On television, I've enjoyed the latest episodes of military space opera "Stargate SG1" and superhuman drama "Heroes" for their appealing ensemble casts, cliffhanging plot developments, and strong late-season writing. I'm probably also biased in favor of the New York and global settings. Even though "SG1" is declining in the ratings for its final episodes after a 10-year run, I found lots of good character moments. Alas, "Stargate: Atlantis" and the new "Painkiller Jane" haven't held my attention, falling short in script quality.

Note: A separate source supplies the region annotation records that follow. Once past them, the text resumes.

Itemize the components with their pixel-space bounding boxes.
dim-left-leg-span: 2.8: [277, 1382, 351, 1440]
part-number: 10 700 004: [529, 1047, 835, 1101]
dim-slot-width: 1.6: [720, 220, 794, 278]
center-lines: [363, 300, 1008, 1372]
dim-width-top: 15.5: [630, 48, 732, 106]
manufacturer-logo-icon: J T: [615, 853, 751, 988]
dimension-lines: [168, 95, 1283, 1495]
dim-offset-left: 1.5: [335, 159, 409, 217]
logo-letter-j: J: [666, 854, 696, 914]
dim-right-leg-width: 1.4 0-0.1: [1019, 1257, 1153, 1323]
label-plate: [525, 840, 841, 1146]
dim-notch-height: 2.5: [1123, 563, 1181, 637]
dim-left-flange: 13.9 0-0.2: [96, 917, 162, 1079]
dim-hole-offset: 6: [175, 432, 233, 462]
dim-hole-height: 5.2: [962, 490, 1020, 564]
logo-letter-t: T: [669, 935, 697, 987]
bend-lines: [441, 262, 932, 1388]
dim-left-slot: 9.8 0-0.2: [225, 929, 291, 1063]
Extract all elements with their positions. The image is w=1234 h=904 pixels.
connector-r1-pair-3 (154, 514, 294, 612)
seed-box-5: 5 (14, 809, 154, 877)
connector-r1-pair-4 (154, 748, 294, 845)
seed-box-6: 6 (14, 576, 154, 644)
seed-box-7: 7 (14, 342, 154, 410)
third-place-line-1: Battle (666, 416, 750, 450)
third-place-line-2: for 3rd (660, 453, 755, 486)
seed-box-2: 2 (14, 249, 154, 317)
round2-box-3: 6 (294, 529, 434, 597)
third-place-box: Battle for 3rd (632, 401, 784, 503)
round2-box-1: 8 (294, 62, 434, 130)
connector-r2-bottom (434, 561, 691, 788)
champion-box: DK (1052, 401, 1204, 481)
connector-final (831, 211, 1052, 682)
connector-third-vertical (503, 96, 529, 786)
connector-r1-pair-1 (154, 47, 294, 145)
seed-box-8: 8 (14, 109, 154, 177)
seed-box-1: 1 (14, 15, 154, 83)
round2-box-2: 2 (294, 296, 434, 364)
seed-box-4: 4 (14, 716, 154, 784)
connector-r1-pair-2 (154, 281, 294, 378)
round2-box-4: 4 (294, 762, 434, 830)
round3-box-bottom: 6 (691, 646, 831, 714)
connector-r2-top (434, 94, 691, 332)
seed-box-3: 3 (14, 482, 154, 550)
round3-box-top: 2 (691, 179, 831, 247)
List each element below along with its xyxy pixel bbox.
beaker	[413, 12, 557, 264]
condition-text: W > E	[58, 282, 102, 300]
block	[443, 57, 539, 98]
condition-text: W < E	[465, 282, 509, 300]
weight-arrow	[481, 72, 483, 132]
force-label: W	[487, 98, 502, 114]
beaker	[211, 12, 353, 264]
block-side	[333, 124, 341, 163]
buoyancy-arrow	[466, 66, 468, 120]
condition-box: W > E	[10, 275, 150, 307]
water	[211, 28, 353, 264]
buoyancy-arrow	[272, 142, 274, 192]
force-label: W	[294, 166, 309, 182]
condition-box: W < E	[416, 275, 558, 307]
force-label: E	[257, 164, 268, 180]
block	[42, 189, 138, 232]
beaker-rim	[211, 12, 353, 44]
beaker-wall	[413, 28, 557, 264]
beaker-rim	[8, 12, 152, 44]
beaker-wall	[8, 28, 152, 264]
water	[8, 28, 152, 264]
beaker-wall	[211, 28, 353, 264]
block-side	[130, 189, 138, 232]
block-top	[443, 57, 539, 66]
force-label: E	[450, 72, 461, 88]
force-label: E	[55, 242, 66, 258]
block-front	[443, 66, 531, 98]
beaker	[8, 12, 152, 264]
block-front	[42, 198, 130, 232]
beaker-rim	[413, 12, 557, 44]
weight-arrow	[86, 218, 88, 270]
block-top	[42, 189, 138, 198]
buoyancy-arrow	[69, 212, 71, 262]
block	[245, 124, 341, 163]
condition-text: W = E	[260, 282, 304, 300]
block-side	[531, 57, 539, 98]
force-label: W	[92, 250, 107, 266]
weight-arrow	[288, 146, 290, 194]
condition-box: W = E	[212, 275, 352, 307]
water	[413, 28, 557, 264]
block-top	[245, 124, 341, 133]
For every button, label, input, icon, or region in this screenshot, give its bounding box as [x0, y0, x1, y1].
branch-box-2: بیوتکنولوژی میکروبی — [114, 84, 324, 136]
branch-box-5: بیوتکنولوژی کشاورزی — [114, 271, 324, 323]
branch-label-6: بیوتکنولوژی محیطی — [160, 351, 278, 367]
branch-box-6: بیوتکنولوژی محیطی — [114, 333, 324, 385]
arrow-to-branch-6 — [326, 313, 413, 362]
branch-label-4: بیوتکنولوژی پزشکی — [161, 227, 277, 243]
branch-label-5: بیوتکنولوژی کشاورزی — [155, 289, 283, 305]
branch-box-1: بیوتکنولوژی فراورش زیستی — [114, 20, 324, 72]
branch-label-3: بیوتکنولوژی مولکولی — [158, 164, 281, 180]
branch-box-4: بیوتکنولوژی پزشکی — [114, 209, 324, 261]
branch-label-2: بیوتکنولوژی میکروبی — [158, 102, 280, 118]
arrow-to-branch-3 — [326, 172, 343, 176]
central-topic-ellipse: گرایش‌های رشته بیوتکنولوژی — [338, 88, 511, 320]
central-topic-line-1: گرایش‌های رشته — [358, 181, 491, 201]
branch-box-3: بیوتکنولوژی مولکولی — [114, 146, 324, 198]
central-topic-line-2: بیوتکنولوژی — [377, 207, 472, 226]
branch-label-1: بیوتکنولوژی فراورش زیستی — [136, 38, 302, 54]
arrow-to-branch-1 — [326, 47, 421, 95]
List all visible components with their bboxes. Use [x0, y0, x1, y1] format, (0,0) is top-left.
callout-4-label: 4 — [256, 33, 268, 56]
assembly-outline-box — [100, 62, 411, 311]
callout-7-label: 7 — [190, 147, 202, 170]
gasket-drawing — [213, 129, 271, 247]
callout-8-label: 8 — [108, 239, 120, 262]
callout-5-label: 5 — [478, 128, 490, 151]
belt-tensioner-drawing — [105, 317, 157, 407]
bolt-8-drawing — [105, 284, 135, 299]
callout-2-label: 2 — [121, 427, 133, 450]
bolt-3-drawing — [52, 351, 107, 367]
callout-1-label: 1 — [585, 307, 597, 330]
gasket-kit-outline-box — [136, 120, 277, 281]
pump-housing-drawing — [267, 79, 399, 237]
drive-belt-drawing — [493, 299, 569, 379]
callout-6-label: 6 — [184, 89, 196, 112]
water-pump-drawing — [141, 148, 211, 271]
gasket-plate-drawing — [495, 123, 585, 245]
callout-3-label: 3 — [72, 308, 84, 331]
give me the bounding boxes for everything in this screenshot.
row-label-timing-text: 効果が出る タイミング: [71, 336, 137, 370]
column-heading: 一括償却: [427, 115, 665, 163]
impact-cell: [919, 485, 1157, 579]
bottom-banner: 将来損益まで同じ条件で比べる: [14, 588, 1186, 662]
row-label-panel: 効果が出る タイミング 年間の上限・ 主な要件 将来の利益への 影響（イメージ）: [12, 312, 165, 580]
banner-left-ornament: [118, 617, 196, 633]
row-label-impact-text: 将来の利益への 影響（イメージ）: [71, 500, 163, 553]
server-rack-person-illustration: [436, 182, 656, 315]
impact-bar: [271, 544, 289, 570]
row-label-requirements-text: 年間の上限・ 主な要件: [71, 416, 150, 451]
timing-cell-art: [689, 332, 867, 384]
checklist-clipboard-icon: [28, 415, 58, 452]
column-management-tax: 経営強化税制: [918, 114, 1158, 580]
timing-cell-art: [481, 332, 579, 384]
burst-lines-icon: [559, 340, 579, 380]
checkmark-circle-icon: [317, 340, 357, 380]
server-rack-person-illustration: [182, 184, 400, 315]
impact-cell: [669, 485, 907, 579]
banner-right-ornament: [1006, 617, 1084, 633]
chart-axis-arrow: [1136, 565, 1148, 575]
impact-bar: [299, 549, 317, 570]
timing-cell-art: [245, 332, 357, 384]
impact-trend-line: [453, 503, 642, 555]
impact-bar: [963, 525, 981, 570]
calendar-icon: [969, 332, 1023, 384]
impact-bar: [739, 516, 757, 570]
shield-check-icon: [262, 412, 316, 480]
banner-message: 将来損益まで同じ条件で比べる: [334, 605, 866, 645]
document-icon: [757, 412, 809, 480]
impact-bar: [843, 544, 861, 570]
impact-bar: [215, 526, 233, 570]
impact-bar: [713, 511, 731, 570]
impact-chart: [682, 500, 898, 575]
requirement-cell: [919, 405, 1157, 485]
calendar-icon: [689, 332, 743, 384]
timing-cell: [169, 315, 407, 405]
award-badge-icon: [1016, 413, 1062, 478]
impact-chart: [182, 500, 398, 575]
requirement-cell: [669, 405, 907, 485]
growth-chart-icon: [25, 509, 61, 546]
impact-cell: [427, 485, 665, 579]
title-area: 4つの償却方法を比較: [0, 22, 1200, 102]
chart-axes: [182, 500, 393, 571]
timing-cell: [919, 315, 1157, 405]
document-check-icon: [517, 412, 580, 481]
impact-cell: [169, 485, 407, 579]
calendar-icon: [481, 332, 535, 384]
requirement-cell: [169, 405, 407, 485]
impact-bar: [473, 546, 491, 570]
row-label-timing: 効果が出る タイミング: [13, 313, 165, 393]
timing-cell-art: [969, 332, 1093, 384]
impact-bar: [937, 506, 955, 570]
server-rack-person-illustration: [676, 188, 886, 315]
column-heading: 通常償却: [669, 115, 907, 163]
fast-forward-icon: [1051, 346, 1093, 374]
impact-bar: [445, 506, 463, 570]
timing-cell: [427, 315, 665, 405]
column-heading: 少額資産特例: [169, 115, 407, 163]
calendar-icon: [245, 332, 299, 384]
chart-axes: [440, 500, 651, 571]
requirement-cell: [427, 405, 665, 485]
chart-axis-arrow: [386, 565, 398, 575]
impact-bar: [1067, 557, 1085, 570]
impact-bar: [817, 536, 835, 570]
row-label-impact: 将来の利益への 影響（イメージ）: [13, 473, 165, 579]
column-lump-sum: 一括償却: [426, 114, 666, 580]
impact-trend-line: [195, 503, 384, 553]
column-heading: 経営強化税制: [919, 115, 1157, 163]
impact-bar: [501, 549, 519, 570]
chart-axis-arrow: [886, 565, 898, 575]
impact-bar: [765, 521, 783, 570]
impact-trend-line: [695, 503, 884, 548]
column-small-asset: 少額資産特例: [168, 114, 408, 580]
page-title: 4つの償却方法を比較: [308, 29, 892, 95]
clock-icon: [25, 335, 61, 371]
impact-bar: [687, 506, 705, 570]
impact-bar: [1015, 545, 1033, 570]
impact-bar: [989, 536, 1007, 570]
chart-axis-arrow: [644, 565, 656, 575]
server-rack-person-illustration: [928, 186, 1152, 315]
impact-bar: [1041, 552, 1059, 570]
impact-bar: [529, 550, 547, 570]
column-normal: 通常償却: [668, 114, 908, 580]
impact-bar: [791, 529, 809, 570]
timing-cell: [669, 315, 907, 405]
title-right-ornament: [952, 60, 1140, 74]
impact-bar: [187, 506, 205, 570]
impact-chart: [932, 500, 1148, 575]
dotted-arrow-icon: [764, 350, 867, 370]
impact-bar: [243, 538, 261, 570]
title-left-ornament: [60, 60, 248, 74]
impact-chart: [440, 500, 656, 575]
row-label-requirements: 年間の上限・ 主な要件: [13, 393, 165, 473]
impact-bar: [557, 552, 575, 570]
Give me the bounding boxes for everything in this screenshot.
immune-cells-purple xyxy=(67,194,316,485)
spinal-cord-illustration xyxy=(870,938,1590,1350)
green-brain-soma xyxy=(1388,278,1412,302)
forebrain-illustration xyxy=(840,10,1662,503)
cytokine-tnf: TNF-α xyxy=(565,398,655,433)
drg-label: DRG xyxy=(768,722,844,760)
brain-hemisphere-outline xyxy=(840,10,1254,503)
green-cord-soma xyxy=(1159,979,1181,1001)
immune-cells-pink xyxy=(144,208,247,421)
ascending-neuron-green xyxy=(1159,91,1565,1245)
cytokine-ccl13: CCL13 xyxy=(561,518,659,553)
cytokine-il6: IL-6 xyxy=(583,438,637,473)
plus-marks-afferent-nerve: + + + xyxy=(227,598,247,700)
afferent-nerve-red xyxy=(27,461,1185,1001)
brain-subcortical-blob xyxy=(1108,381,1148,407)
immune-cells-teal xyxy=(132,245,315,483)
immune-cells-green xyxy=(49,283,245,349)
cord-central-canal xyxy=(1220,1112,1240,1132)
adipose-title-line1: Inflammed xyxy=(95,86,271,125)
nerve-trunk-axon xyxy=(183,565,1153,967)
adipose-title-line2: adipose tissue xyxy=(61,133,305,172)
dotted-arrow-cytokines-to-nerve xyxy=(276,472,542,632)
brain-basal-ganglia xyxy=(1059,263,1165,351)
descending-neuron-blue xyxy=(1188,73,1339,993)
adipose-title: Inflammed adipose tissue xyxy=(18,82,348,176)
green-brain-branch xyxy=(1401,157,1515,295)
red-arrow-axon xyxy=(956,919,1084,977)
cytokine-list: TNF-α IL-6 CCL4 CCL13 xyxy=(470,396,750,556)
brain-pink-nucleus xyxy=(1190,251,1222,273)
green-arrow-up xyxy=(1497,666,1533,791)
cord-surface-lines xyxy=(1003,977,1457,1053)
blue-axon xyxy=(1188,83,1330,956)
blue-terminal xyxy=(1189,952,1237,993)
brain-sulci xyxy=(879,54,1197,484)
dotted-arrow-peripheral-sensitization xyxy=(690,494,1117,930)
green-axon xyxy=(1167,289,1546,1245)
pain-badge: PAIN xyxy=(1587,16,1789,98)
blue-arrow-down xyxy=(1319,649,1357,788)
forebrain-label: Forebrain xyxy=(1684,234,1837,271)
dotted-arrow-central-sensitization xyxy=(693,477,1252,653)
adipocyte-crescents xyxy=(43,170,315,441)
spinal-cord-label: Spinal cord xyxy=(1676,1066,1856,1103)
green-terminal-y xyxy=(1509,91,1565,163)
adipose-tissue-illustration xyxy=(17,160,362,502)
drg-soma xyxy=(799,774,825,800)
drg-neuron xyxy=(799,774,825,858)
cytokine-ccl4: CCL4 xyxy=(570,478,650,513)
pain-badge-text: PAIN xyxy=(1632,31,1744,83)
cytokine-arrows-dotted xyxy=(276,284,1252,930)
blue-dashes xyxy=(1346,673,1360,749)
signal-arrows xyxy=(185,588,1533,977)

I've also wondered if "Heroes" can sustain the suspense and continue intertwining the fates of its expanding cast into next season. Although more uneven in tone, the similarly themed superhumans on "Smallville" remain interesting, and I hope that Clark Kent will step up to his destiny as Superman by the show's end.
This week also brought the good news that the SciFi Channel will broadcast Series 3 of the BBC's revived "Doctor Who" in the U.S. starting this summer. My TARDIS USB hub is humming along, and I recently picked up "The Ultimate Highlander: the Series," which supposedly has the best 15 episodes of the swashbuckling fantasy.
We've also been watching "Animal Precinct" and "RSPCA" on Animal Planet, and when we're around on Saturday mornings, music videos on VH1 and "The Phantom Gourmet." The latter is arguably the best local show on the air, reviewing numerous restaurants and giving me a new appreciation for New England cuisine.